The Climate Crisis and Democratic Reform

Lead Research Organisation: University of Essex
Department Name: Essex Business School

Abstract

The ongoing threat of the climate crisis poses significant challenges to democratic forms of governance. Responding to the need for immediate action would require swift policy adaptation from governments on a regional, national and international scale. However, democratic governments across the globe have struggled to respond with adequate policies that would prevent global warming above 1.5 degrees celsius as recommended by the IPCC. Scholars have identified several interconnected processes that have hitherto prevented strong action: the influence of fossil fuel corporations on the policy-making process, the short-term orientation of electoral politics, the polarised nature of public debate, the role of representative institutions and the ways in which expert and scientific evidence are used to justify decision-making. Our response to these issues requires further collaboration across disciplinary boundaries to grasp the full implications of the nature of the challenge in the field of democratic governance.

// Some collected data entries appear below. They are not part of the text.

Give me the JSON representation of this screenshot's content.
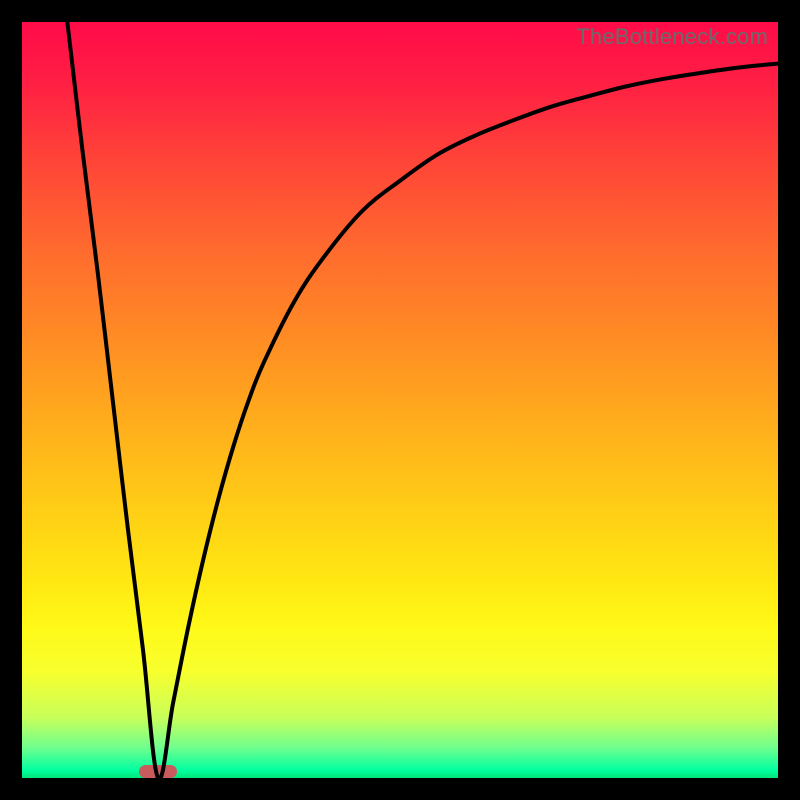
{
  "watermark": "TheBottleneck.com",
  "colors": {
    "frame": "#000000",
    "gradient_top": "#ff0b48",
    "gradient_bottom": "#00e47a",
    "curve": "#000000",
    "marker": "#ca5b5d",
    "watermark_text": "#6b6b6b"
  },
  "chart_data": {
    "type": "line",
    "title": "",
    "xlabel": "",
    "ylabel": "",
    "xlim": [
      0,
      100
    ],
    "ylim": [
      0,
      100
    ],
    "grid": false,
    "legend": false,
    "annotations": [
      "TheBottleneck.com"
    ],
    "description": "V-shaped bottleneck curve. The background color (green at bottom to red at top) encodes the y value; the black line trace shows the bottleneck metric versus an x parameter. Minimum (best) value is near x≈18 at y≈0 marked by a pill; curve rises to y≈100 at both ends.",
    "min_marker_x": 18,
    "series": [
      {
        "name": "bottleneck-curve",
        "x": [
          6,
          8,
          10,
          12,
          14,
          16,
          18,
          20,
          22,
          24,
          26,
          28,
          30,
          32,
          36,
          40,
          45,
          50,
          55,
          60,
          65,
          70,
          75,
          80,
          85,
          90,
          95,
          100
        ],
        "y": [
          100,
          83,
          67,
          50,
          33,
          17,
          0,
          10,
          20,
          29,
          37,
          44,
          50,
          55,
          63,
          69,
          75,
          79,
          82.5,
          85,
          87,
          88.8,
          90.2,
          91.5,
          92.5,
          93.3,
          94,
          94.5
        ]
      }
    ]
  }
}
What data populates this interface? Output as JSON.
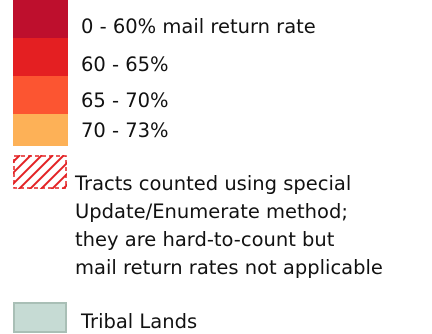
{
  "legend": {
    "rate_classes": [
      {
        "label": "0 - 60% mail return rate",
        "color": "#be0f2d"
      },
      {
        "label": "60 - 65%",
        "color": "#e41f22"
      },
      {
        "label": "65 - 70%",
        "color": "#fc5531"
      },
      {
        "label": "70 - 73%",
        "color": "#fdb157"
      }
    ],
    "hatch": {
      "color": "#e32224",
      "lines": [
        "Tracts counted using special",
        "Update/Enumerate method;",
        "they are hard-to-count but",
        "mail return rates not applicable"
      ]
    },
    "tribal": {
      "label": "Tribal Lands",
      "color": "#c6dbd4"
    }
  }
}
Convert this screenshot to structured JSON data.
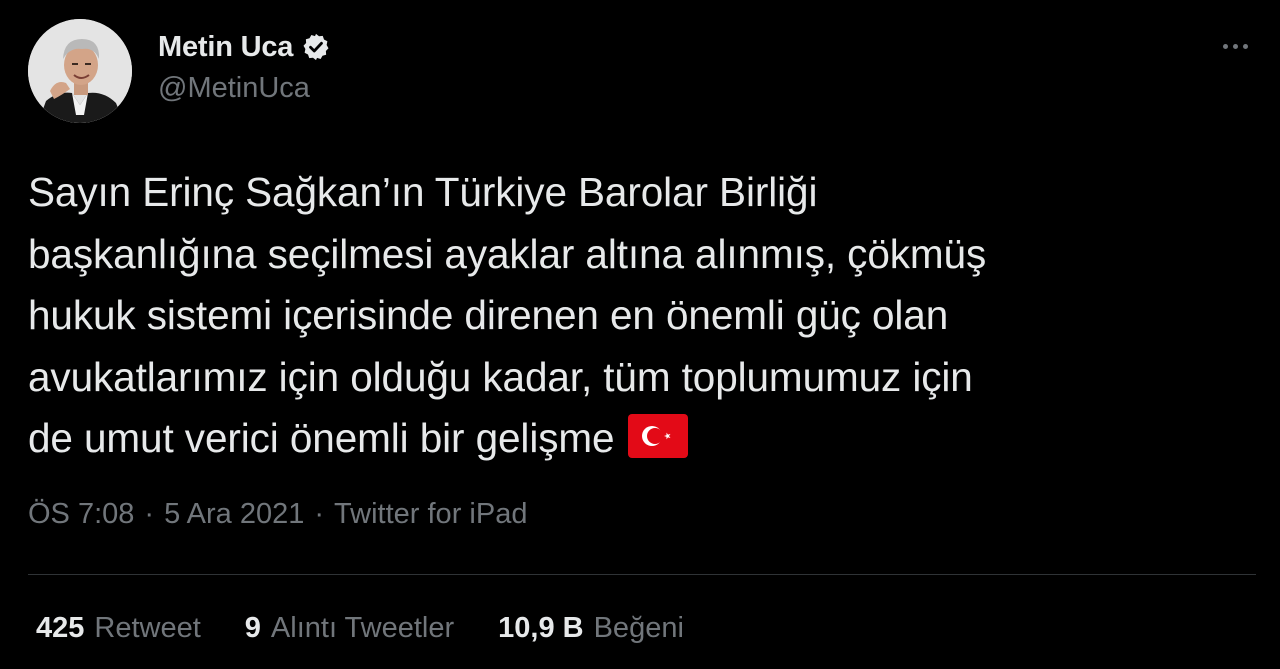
{
  "author": {
    "display_name": "Metin Uca",
    "handle": "@MetinUca",
    "verified": true,
    "avatar_icon": "profile-photo"
  },
  "tweet": {
    "lines": [
      "Sayın Erinç Sağkan’ın Türkiye Barolar Birliği",
      "başkanlığına seçilmesi ayaklar altına alınmış, çökmüş",
      "hukuk sistemi içerisinde direnen en önemli güç olan",
      "avukatlarımız için olduğu kadar, tüm toplumumuz için",
      "de umut verici önemli bir gelişme"
    ],
    "emoji": "turkey-flag-icon"
  },
  "meta": {
    "time": "ÖS 7:08",
    "separator": "·",
    "date": "5 Ara 2021",
    "source": "Twitter for iPad"
  },
  "stats": {
    "retweets": {
      "count": "425",
      "label": "Retweet"
    },
    "quotes": {
      "count": "9",
      "label": "Alıntı Tweetler"
    },
    "likes": {
      "count": "10,9 B",
      "label": "Beğeni"
    }
  },
  "colors": {
    "background": "#000000",
    "text_primary": "#e7e9ea",
    "text_secondary": "#71767b",
    "divider": "#2f3336",
    "flag_red": "#e30a17"
  }
}
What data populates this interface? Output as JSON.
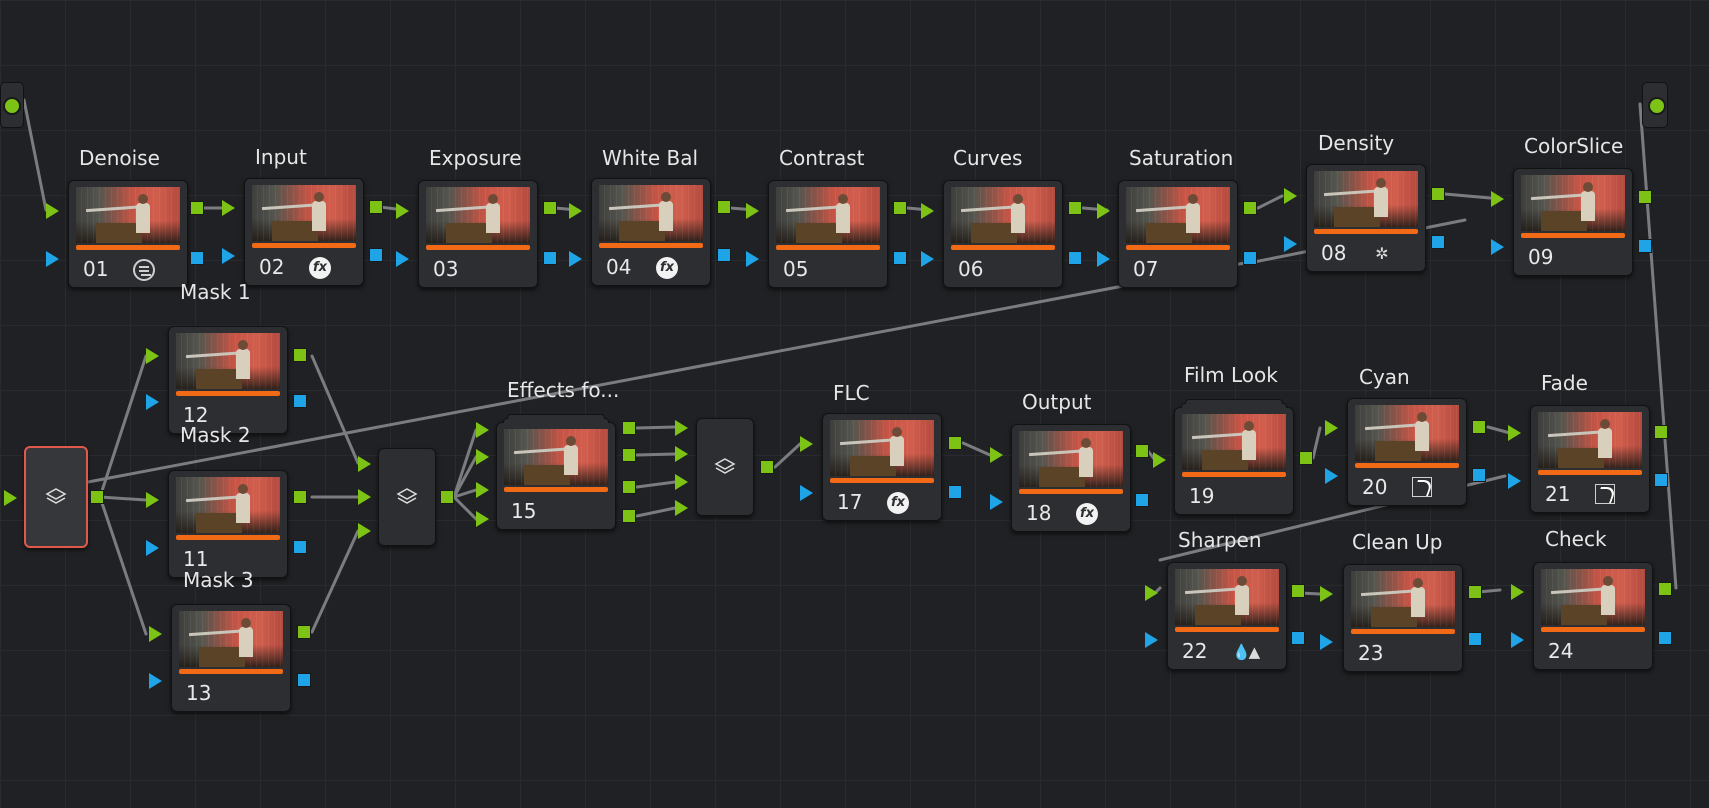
{
  "colors": {
    "background": "#202124",
    "node": "#2d2e32",
    "link": "#7b7c80",
    "rgb_port": "#7cc316",
    "alpha_port": "#1fa4e8",
    "node_bar": "#f26a16",
    "selected_outline": "#e05a4c"
  },
  "nodes": {
    "denoise": {
      "label": "Denoise",
      "number": "01",
      "icon": "denoise-icon"
    },
    "input": {
      "label": "Input",
      "number": "02",
      "icon": "fx-icon"
    },
    "exposure": {
      "label": "Exposure",
      "number": "03"
    },
    "white_bal": {
      "label": "White Bal",
      "number": "04",
      "icon": "fx-icon"
    },
    "contrast": {
      "label": "Contrast",
      "number": "05"
    },
    "curves": {
      "label": "Curves",
      "number": "06"
    },
    "saturation": {
      "label": "Saturation",
      "number": "07"
    },
    "density": {
      "label": "Density",
      "number": "08",
      "icon": "network-icon"
    },
    "colorslice": {
      "label": "ColorSlice",
      "number": "09"
    },
    "mask1": {
      "label": "Mask 1",
      "number": "12"
    },
    "mask2": {
      "label": "Mask 2",
      "number": "11"
    },
    "mask3": {
      "label": "Mask 3",
      "number": "13"
    },
    "effects": {
      "label": "Effects fo...",
      "number": "15"
    },
    "flc": {
      "label": "FLC",
      "number": "17",
      "icon": "fx-icon"
    },
    "output": {
      "label": "Output",
      "number": "18",
      "icon": "fx-icon"
    },
    "film_look": {
      "label": "Film Look",
      "number": "19"
    },
    "cyan": {
      "label": "Cyan",
      "number": "20",
      "icon": "curve-icon"
    },
    "fade": {
      "label": "Fade",
      "number": "21",
      "icon": "curve-icon"
    },
    "sharpen": {
      "label": "Sharpen",
      "number": "22",
      "icon": "sharpen-drops-icon"
    },
    "clean_up": {
      "label": "Clean Up",
      "number": "23"
    },
    "check": {
      "label": "Check",
      "number": "24"
    }
  },
  "icons": {
    "fx": "fx",
    "network": "✲",
    "drops": "💧▲"
  }
}
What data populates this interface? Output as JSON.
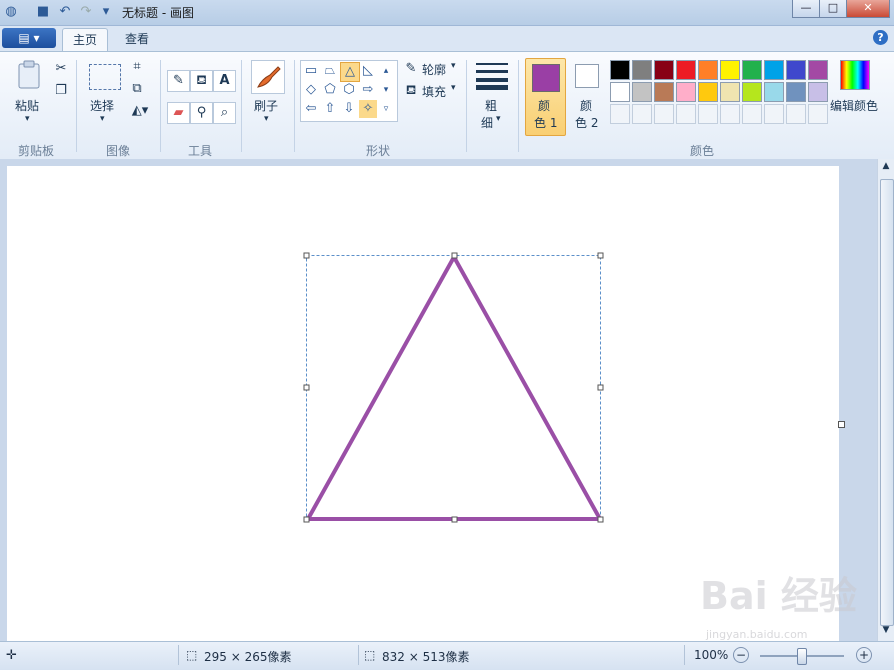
{
  "window": {
    "title": "无标题 - 画图",
    "minimize": "—",
    "maximize": "□",
    "close": "✕"
  },
  "tabs": {
    "home": "主页",
    "view": "查看",
    "help": "?"
  },
  "groups": {
    "clipboard": "剪贴板",
    "image": "图像",
    "tools": "工具",
    "shapes": "形状",
    "colors": "颜色"
  },
  "buttons": {
    "paste": "粘贴",
    "select": "选择",
    "brushes": "刷子",
    "outline": "轮廓",
    "fill": "填充",
    "size_line1": "粗",
    "size_line2": "细",
    "color1_line1": "颜",
    "color1_line2": "色 1",
    "color2_line1": "颜",
    "color2_line2": "色 2",
    "edit_colors": "编辑颜色"
  },
  "colors": {
    "color1": "#9a3fa5",
    "color2": "#ffffff",
    "palette_row1": [
      "#000000",
      "#7f7f7f",
      "#880015",
      "#ed1c24",
      "#ff7f27",
      "#fff200",
      "#22b14c",
      "#00a2e8",
      "#3f48cc",
      "#a349a4"
    ],
    "palette_row2": [
      "#ffffff",
      "#c3c3c3",
      "#b97a57",
      "#ffaec9",
      "#ffc90e",
      "#efe4b0",
      "#b5e61d",
      "#99d9ea",
      "#7092be",
      "#c8bfe7"
    ]
  },
  "status": {
    "selection_size": "295 × 265像素",
    "image_size": "832 × 513像素",
    "zoom": "100%"
  },
  "watermark": {
    "main": "Bai 经验",
    "sub": "jingyan.baidu.com"
  }
}
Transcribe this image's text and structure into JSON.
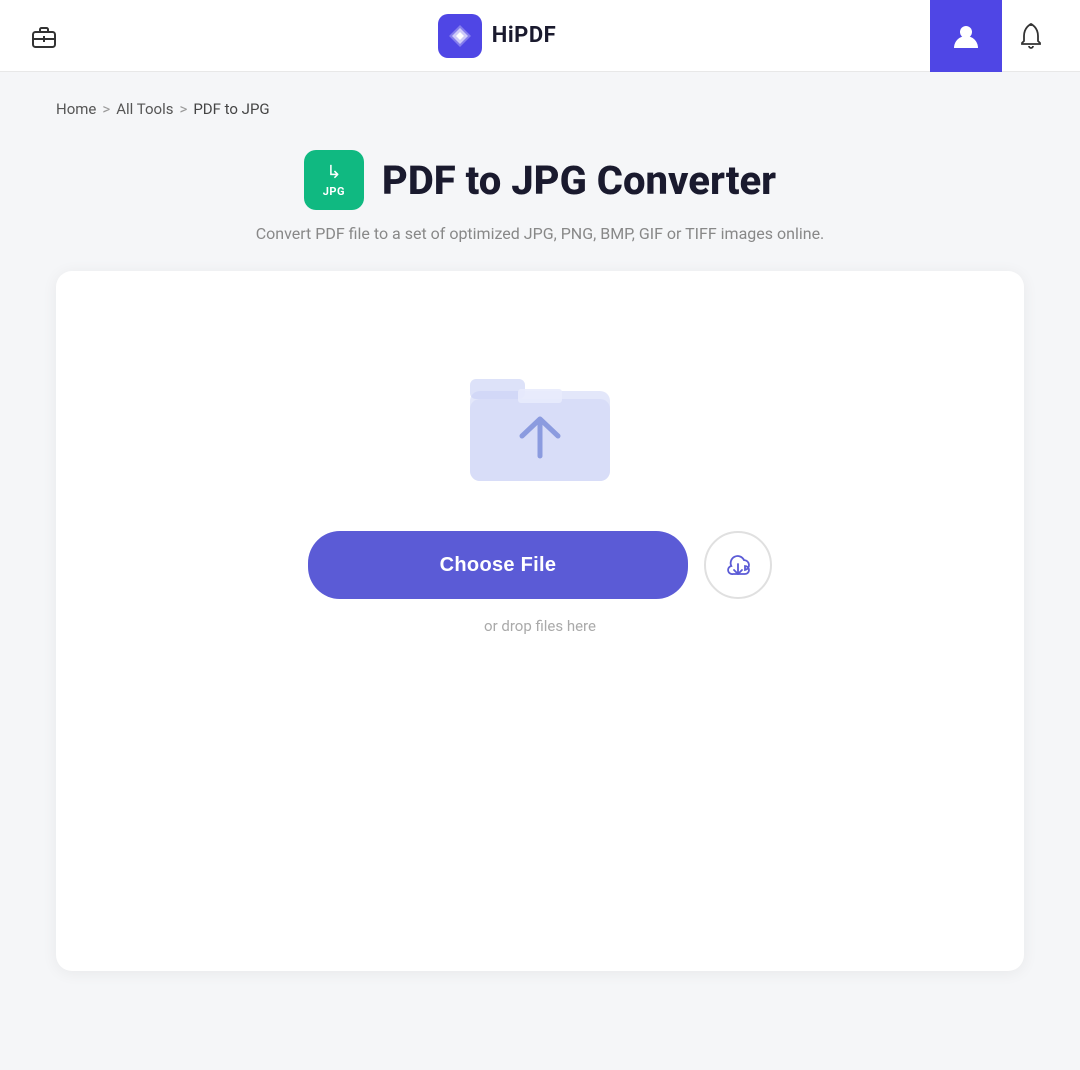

The Climate Crisis and Democratic Reform Network will establish an international group of academic and non-academic experts to pursue new lines of inquiry into how climate change is impacting democratic governance and which reforms are necessary to adequately respond to this emerging challenge. This involves interdisciplinary collaboration across political philosophy, law, democratic theory, environmental politics and energy policy. The aim of the network is to produce a theoretically rigorous understanding of democracy in an age of climate crisis and to examine institutional designs that could reform how democracy operates. The network will develop novel justifications for the value of democracy in light of the climate emergency to strengthen commitments to democratic forms of government when faced with these new challenges. The network has the further goal of building relationships between academics and civil society groups. It will provide opportunities for new connections to be formed between different communities of scholars and practitioners that will enable knowledge exchange to take place on the issues of climate change and democratic reform.